Très vite, les investigations ont été placées sous l’autorité du parquet de la Juridiction interrégionale spécialisée (JIRS) de Rennes. L’information judiciaire ouverte en novembre 2024 a permis de relier au moins 80 faits à ce réseau, principalement dans le Grand Ouest, en Nouvelle-Aquitaine, dans le Centre-Val de Loire, mais aussi en région parisienne et dans la Marne. Le préjudice global s’élève à près de 3 millions d’euros.
Les faits sont qualifiés de vols en bande organisée, recel, association de malfaiteurs et blanchiment.
Les enquêteurs ont mis au jour un mode opératoire efficace et bien rodé : les produits dérobés étaient immédiatement expédiés vers la Roumanie, via un circuit de sociétés impliquées dans le recel. Le 24 juin 2025, une opération judiciaire de grande envergure a été menée simultanément en France et en Roumanie. Mandatée dans le cadre d’une commission rogatoire internationale, l’intervention a mobilisé plus de 200 policiers roumains, épaulés par des enquêteurs français sur le terrain. Dix personnes ont été interpellées en Roumanie, toutes soupçonnées d’implication dans les vols ou dans l’organisation du recel. Dans le même temps, une équipe de trois voleurs ont été interpellée sur le territoire national au retour d’un périple nocturne.
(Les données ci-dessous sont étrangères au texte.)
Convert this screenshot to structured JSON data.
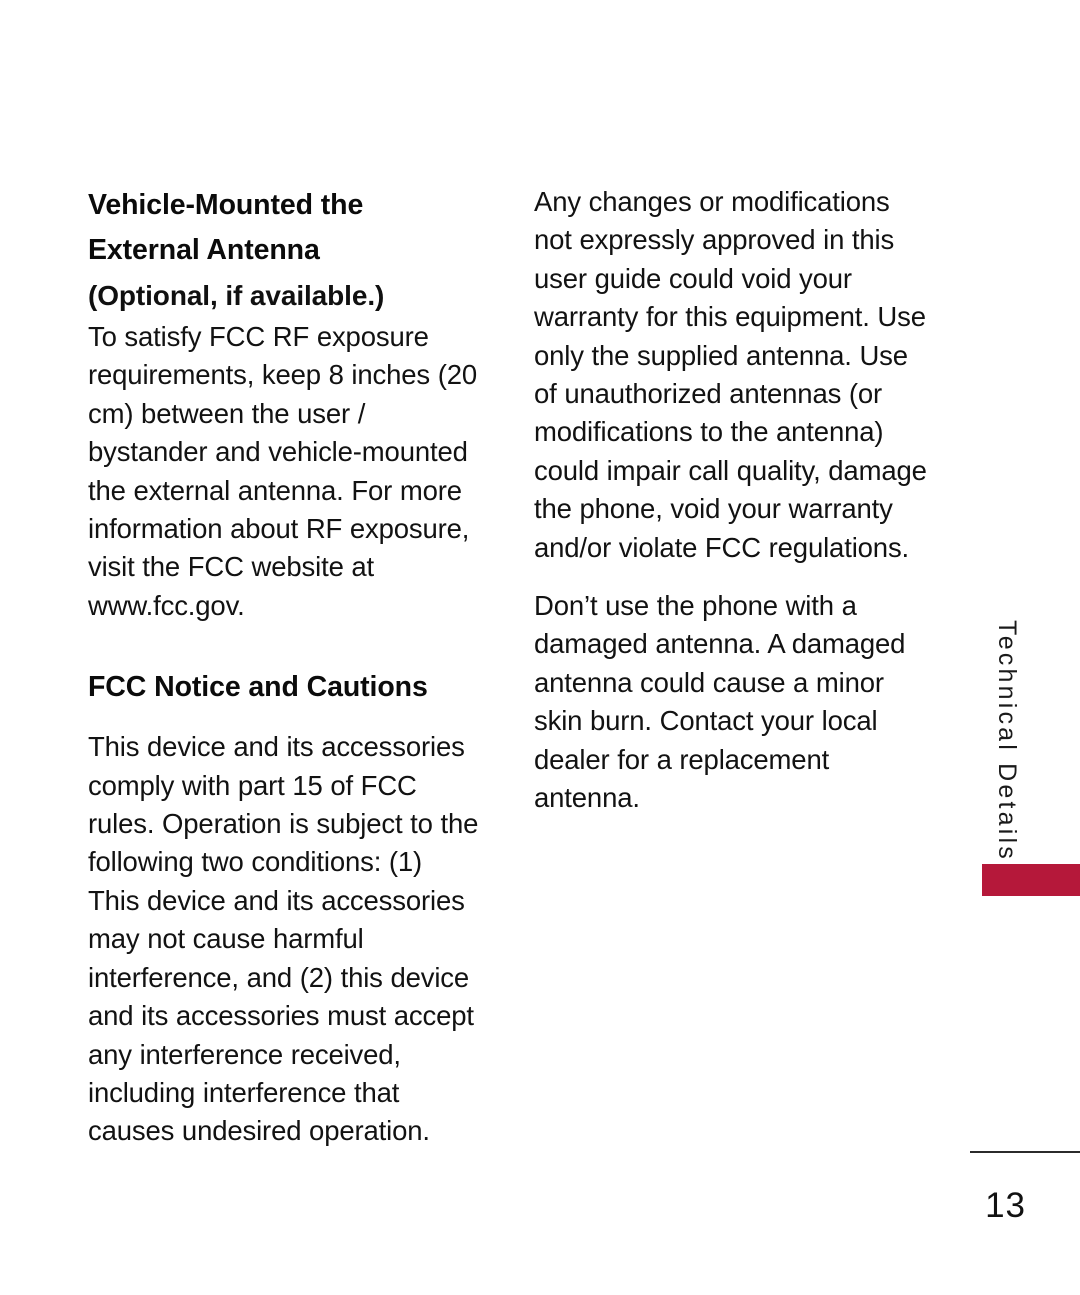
{
  "document": {
    "page_number": "13",
    "side_tab": {
      "label": "Technical Details",
      "accent_color": "#b5183a"
    }
  },
  "left_column": {
    "heading": "Vehicle-Mounted the External Antenna",
    "subheading": "(Optional, if available.)",
    "paragraph_1": "To satisfy FCC RF exposure requirements, keep 8 inches (20 cm) between the user / bystander and vehicle-mounted the external antenna. For more information about RF exposure, visit the FCC website at www.fcc.gov.",
    "heading_2": "FCC Notice and Cautions",
    "paragraph_2": "This device and its accessories comply with part 15 of FCC rules. Operation is subject to the following two conditions: (1) This device and its accessories may not cause harmful interference, and (2) this device and its accessories must accept any interference received, including interference that causes undesired operation."
  },
  "right_column": {
    "paragraph_1": "Any changes or modifications not expressly approved in this user guide could void your warranty for this equipment.  Use only the supplied antenna. Use of unauthorized antennas (or modifications to the antenna) could impair call quality, damage the phone, void your warranty and/or violate FCC regulations.",
    "paragraph_2": "Don’t use the phone with a damaged antenna. A damaged antenna could cause a minor skin burn. Contact your local dealer for a replacement antenna."
  }
}
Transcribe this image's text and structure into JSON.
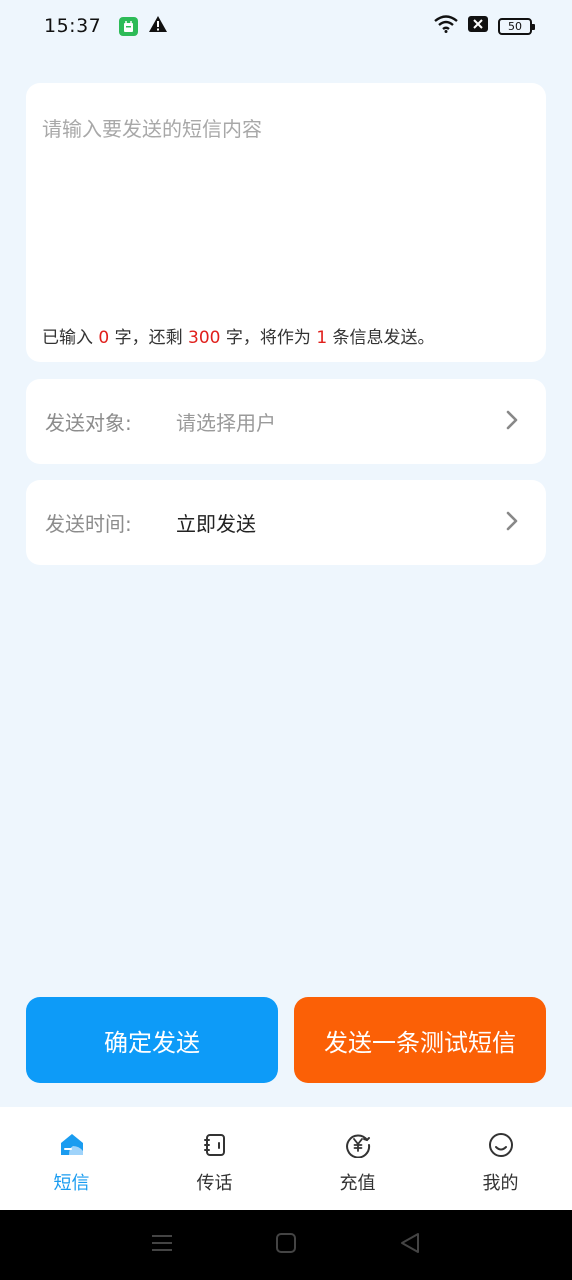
{
  "status_bar": {
    "time": "15:37",
    "battery": "50",
    "icons": [
      "app-badge-icon",
      "warning-icon",
      "wifi-icon",
      "sim-off-icon",
      "battery-icon"
    ]
  },
  "message": {
    "placeholder": "请输入要发送的短信内容",
    "value": "",
    "counter": {
      "prefix": "已输入 ",
      "typed": "0",
      "mid1": " 字，还剩 ",
      "remaining": "300",
      "mid2": " 字，将作为 ",
      "parts": "1",
      "suffix": " 条信息发送。"
    }
  },
  "target_row": {
    "label": "发送对象:",
    "value": "请选择用户"
  },
  "time_row": {
    "label": "发送时间:",
    "value": "立即发送"
  },
  "buttons": {
    "confirm": "确定发送",
    "test": "发送一条测试短信"
  },
  "tabs": [
    {
      "label": "短信",
      "icon": "sms-home-icon",
      "active": true
    },
    {
      "label": "传话",
      "icon": "notebook-icon",
      "active": false
    },
    {
      "label": "充值",
      "icon": "yuan-recharge-icon",
      "active": false
    },
    {
      "label": "我的",
      "icon": "smiley-profile-icon",
      "active": false
    }
  ],
  "colors": {
    "accent_blue": "#0d9bf8",
    "accent_orange": "#fb6006",
    "highlight_red": "#e0201c",
    "background": "#eef6fd"
  }
}
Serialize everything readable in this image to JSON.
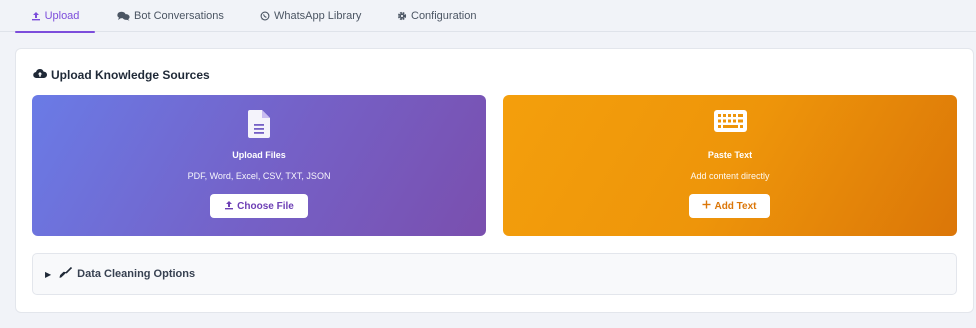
{
  "tabs": [
    {
      "label": "Upload",
      "icon": "upload-icon",
      "active": true
    },
    {
      "label": "Bot Conversations",
      "icon": "comments-icon",
      "active": false
    },
    {
      "label": "WhatsApp Library",
      "icon": "whatsapp-icon",
      "active": false
    },
    {
      "label": "Configuration",
      "icon": "gear-icon",
      "active": false
    }
  ],
  "card": {
    "title": "Upload Knowledge Sources",
    "title_icon": "cloud-upload-icon"
  },
  "files_tile": {
    "icon": "file-icon",
    "title": "Upload Files",
    "subtitle": "PDF, Word, Excel, CSV, TXT, JSON",
    "button_label": "Choose File",
    "button_icon": "upload-icon"
  },
  "text_tile": {
    "icon": "keyboard-icon",
    "title": "Paste Text",
    "subtitle": "Add content directly",
    "button_label": "Add Text",
    "button_icon": "plus-icon"
  },
  "accordion": {
    "label": "Data Cleaning Options",
    "icon": "broom-icon"
  },
  "colors": {
    "accent": "#7c4ddb",
    "files_gradient_start": "#6a7be6",
    "files_gradient_end": "#7a4fae",
    "text_gradient_start": "#f49f0c",
    "text_gradient_end": "#db7608"
  }
}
La coordination judiciaire entre la France et la Roumanie a été assurée par Eurojust, facilitant les échanges liés aux mandats d’arrêt européens et aux demandes d’enquête. Les perquisitions ont permis la saisie de plus de 180 000 € en numéraire, cinq véhicules et d’importantes quantités de produits phytosanitaires français sur plusieurs sites. « Neuf mandats d’arrêts européens ont été délivrés en vue de la remise aux autorités judiciaires françaises des individus interpellés en Roumanie. Sept d’entre eux sont en détention et deux sous contrôle judiciaire dans l’attente de la décision de la justice roumaine sur leur remise aux autorités judiciaires françaises. Les trois individus interpellés en France ont été présentés au magistrat instructeur les 26 et 27 juin 2025. Mis en examen, ils ont ensuite été placés en détention provisoire conformément aux réquisitions du parquet », indique Frédéric Teillet, producteur de la République.